A Startup Primer for new Kennel Owners
So, you want to run your own business? You’ve paid your dues and are ready to take the plunge. Congratulations. Running your own kennel is noble. Not only is it exciting to be an entrepreneur in general, but working with dogs can be one of the most rewarding careers.
But do you know where to start? Operating your own business isn’t just management. You don’t just assign your staff their tasks before heading home for the day.
There is a lot to do. You’re going to be working long hours and there’s a good chance you’ll fail.
You don’t have to become overwhelmed, however. Let me help.
When we first took over our kennel, it had been operating for over a decade. Unfortunately, it had been in decline for several years. It took a lot of work to build it up to where it is today. Some of the decisions we made were good and others not so good. That hard work taught us a lot about operating a kennel. Here are the four pillars we’ve come to rely on.
In the beginning, it was just my wife and I. We didn’t have enough clients to even think about hiring employees. Even so, these questions often applied to us and then when it was time to expand, we relied on them to get the right team.
- What training do you and your staff have?
- What experience do you and your staff have with dogs?
- Can you trust others to operate your business?
- What kind of leadership style do you use?
When hiring an employee, you can’t overstress that having dogs, even having many dogs, isn’t the same thing as having experience with other people’s animals. After going through hundreds of resumes and dozens of employees, we made the decision only to hire people with at least a veterinary technician diploma. The single biggest thing we look for when we’re adding to our team is to add skills we don’t have; not replicate ones we already do.
Customer Centric Approach
A customer-centric model puts the customer at the centre of every decision you make. The process is designed to build trust and loyalty among your clients. In short, genuinely treating your customers first will lead to more referrals.
- What services do you offer?
- What are your hours of operation?
- Will you offer a shuttle service?
- What marketing will you use? Social? Web? Paid or organic?
When you operate a dog boarding facility, you have two clients; dogs and their owners. That means the experience you craft has to be for both.
While many will equate operational efficiency to financial terms, I look at the organic elements that go into your costs.

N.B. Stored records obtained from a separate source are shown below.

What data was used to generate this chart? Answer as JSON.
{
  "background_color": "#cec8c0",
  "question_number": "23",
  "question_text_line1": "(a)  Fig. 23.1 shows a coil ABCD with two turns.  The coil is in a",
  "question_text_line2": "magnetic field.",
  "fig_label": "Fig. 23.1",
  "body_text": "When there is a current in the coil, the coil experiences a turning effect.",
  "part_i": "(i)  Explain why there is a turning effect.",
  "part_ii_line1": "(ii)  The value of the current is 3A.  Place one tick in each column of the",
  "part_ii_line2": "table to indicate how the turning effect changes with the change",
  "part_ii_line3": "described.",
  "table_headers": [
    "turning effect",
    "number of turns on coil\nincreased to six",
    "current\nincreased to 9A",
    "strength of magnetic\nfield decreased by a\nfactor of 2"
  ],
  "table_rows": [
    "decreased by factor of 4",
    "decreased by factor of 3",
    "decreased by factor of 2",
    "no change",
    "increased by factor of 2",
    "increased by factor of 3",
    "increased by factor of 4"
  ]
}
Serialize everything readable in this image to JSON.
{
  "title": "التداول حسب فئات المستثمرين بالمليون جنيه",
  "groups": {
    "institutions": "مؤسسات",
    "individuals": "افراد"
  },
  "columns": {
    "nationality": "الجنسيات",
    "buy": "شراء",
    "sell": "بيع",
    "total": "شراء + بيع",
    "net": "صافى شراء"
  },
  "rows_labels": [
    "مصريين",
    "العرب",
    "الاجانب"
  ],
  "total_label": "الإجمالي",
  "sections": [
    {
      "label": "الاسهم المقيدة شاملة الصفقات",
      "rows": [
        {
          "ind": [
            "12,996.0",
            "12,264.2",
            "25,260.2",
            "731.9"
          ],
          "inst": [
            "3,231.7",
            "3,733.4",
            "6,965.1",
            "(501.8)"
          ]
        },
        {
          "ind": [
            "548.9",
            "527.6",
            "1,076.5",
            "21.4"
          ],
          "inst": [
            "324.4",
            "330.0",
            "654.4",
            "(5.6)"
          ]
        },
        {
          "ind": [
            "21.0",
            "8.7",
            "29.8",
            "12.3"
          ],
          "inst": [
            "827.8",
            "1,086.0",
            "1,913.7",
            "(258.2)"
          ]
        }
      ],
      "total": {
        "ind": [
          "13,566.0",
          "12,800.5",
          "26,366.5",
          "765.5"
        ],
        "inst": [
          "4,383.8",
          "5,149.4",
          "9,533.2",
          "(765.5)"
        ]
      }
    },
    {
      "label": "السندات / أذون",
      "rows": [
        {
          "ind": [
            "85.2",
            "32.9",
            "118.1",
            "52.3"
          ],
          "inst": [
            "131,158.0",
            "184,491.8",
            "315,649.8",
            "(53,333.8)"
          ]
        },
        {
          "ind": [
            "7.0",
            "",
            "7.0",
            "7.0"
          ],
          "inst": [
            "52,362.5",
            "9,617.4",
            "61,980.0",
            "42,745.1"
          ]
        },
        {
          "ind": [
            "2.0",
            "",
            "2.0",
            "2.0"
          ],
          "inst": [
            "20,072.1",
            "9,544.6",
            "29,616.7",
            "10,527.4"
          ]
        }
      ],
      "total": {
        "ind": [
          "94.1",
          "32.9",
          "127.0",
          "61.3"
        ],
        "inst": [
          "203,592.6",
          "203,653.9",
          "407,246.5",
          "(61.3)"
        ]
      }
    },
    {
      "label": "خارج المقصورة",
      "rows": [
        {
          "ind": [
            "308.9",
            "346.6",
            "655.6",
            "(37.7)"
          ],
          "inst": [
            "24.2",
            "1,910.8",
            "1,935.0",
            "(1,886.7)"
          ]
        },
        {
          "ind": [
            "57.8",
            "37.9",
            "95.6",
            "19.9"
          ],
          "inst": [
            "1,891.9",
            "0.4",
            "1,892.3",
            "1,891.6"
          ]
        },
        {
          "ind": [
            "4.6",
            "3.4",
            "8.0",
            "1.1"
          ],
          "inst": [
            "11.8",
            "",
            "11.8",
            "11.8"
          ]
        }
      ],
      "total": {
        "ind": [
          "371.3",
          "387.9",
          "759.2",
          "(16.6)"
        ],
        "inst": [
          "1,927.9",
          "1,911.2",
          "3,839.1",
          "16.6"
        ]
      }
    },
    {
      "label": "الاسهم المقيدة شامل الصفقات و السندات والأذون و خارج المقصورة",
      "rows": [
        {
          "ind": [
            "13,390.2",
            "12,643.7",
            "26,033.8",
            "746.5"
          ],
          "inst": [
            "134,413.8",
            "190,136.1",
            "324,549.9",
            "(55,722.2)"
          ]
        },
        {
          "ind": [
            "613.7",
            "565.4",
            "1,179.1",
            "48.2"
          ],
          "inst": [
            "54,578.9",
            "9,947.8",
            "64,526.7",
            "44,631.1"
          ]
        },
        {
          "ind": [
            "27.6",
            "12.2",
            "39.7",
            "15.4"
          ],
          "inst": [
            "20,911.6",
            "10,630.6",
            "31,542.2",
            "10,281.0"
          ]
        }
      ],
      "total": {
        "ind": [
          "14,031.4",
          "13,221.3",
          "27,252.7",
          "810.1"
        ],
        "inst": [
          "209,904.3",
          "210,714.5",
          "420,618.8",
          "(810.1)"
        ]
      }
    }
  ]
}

Answering these questions will help you work better, faster, and easier.
- Is the kennel already built?
- Will you have cages, suites, or communal areas?
- Will you have outside runs and an exercise area?
- Do you have a customer relationship management program?
Defining how your kennel physically operates will define how you interact with your clients. Even though you may be purchasing an existing kennel, that doesn’t mean you have to operate exactly as they did before you.
One of the most difficult things people deal with when they start their own business is the financial side. When it comes to the dogs, you know their stuff, but doing the books or ensuring you have all the permits can be taxing when you need to be working in the kennel. Often, it is this side of the business that keeps entrepreneurs working late nights.
- What is the best business structure for your kennel?
- Do you have a team of professionals? Accountant? Lawyer? Bookkeeper?
- Do you have sufficient insurance?
- Have you set up proper government accounts for payroll and taxation?
While you can take care of many of the financial elements yourself, it helps to have a team you can rely on to get advice from when you need it.
It’s okay if you don’t have all the answers yet. We continue to learn things every day. What’s important is that you are open to trying and learning new things.